Man and machine

On 9 February 2016 in Bad Aibling, Bavaria, two trains drove into each other head-on on a stretch of single track. Twelve people died, 85 were injured, 24 of them seriously. The case is just starting to make its leisurely way through the German courts.

The signal operator in charge of the stretch of track is currently being hung out to dry in a Munich courthouse. The hanging out is easy: about half an hour after he started his shift that morning he started playing Dungeon Hunter 5 on his smartphone. About half-an-hour after that he acquired a warrior and paid for some units. It appears he had played this game frequently during previous shifts.

In the middle of Dungeon Hunter 5 he managed to give both of the trains heading in opposite directions on the single track permission to proceed. He only noticed his error when it was almost too late. With only seconds to spare he stopped playing, tried to alert the drivers… but pressed the wrong button. Each train was travelling at about 100 km/h and met in a pronounced curving section of track, meaning that the drivers had almost no time to react. The front of the oncoming train was the last thing they saw.

A clear cut case. Off with his head. Except…

The control of the traffic on this short section of track has developed into a technological nightmare.
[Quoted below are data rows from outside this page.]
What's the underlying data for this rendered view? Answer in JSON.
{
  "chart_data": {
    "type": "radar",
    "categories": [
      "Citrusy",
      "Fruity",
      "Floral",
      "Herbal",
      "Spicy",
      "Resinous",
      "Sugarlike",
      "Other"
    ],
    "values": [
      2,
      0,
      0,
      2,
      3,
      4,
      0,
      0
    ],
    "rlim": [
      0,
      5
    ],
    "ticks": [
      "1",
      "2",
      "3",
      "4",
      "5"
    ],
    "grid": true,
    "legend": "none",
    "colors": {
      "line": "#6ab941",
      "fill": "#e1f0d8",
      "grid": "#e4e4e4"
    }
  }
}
Without burying you in details, over the years safety procedure has been added onto safety procedure to create a system that is fundamentally unworkable. Because it is so procedurally rigid the system has to be manually overriden several times a day to permit reasonable timekeeping.
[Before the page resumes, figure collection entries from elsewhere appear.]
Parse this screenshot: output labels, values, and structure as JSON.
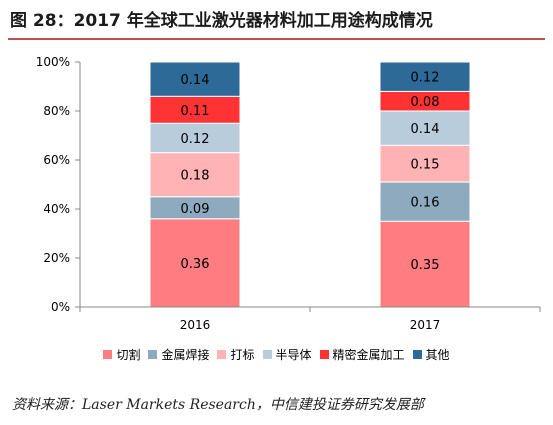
{
  "figure": {
    "title": "图 28：2017 年全球工业激光器材料加工用途构成情况",
    "source": "资料来源：Laser Markets Research，中信建投证券研究发展部"
  },
  "chart_data": {
    "type": "bar",
    "stacked": true,
    "categories": [
      "2016",
      "2017"
    ],
    "series": [
      {
        "name": "切割",
        "color": "#ff7c80",
        "values": [
          0.36,
          0.35
        ]
      },
      {
        "name": "金属焊接",
        "color": "#8eaabe",
        "values": [
          0.09,
          0.16
        ]
      },
      {
        "name": "打标",
        "color": "#ffb3b5",
        "values": [
          0.18,
          0.15
        ]
      },
      {
        "name": "半导体",
        "color": "#b8ccdc",
        "values": [
          0.12,
          0.14
        ]
      },
      {
        "name": "精密金属加工",
        "color": "#ff3333",
        "values": [
          0.11,
          0.08
        ]
      },
      {
        "name": "其他",
        "color": "#2e6a97",
        "values": [
          0.14,
          0.12
        ]
      }
    ],
    "data_labels": [
      [
        "0.36",
        "0.09",
        "0.18",
        "0.12",
        "0.11",
        "0.14"
      ],
      [
        "0.35",
        "0.16",
        "0.15",
        "0.14",
        "0.08",
        "0.12"
      ]
    ],
    "ylim": [
      0,
      1
    ],
    "yticks": [
      "0%",
      "20%",
      "40%",
      "60%",
      "80%",
      "100%"
    ],
    "xlabel": "",
    "ylabel": "",
    "grid": false,
    "legend_position": "bottom"
  }
}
It requires on a frequent basis a human to give permission for two trains to be heading towards each other at the same time, so that one or the other train can make up for lost time by going forward to an intermediate passing station. Being human, that operator will be just as bored and distracted as humans become carrying out repetitive tasks in any situation.
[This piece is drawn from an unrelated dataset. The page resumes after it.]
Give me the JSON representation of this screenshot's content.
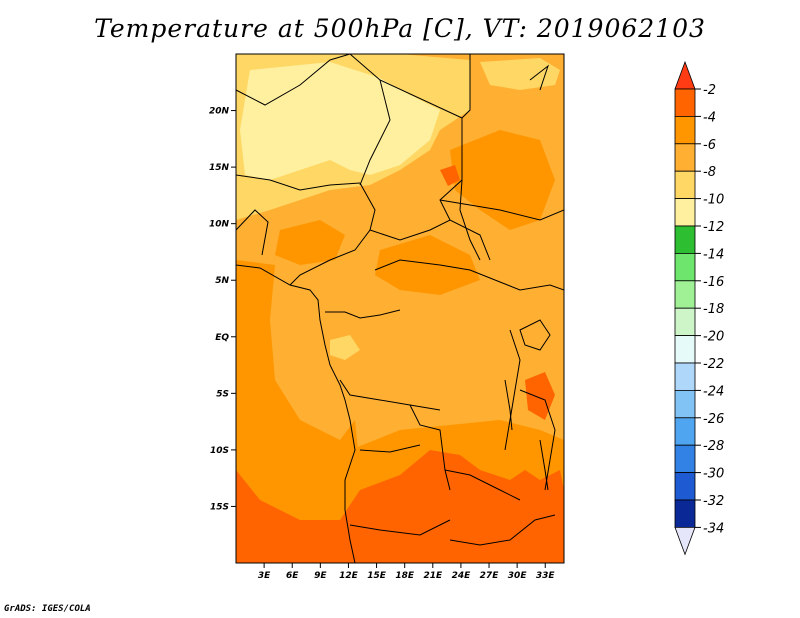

If one of the trains is substantially delayed, the signal operator is required to make an estimate of whether and when the other train can be allowed to go forwards so that is not delayed too. Stop signals are overriden and other sensors deactivated. In ergonomic and process terms a system which has to be invalidated several times a day in order to operate is a very badly designed system.

In the good old days– not all that long ago, actually – trains on single track lines used a token system. Only the driver with physical possession of the token could set off along the single track. The oncoming train had to wait at the other end of the track until the first train arrived and the token could be handed over. The system worked, was completely foolproof and required no electronics. The token used in Switzerland was a large ring that could be handed easily from person to person. As long as the drivers adhered to the simple rule of 'no token, no go', no accidents could occur. If the traffic is so dense that this rule causes delay, lay a second track.

The system on the Bad Aibling line is a mess. It was truly, as the cliché goes, 'an accident waiting to happen'.

The game-playing driver is an idiot and should indeed be hung out to dry. The suits and engineers who designed this system, ditto.

The paramount assumption of good system design is that idiots playing computer games will be operating the system. It is also generally beneficial to assume that these idiots are drunk and also have psychopathic or suicidal traits.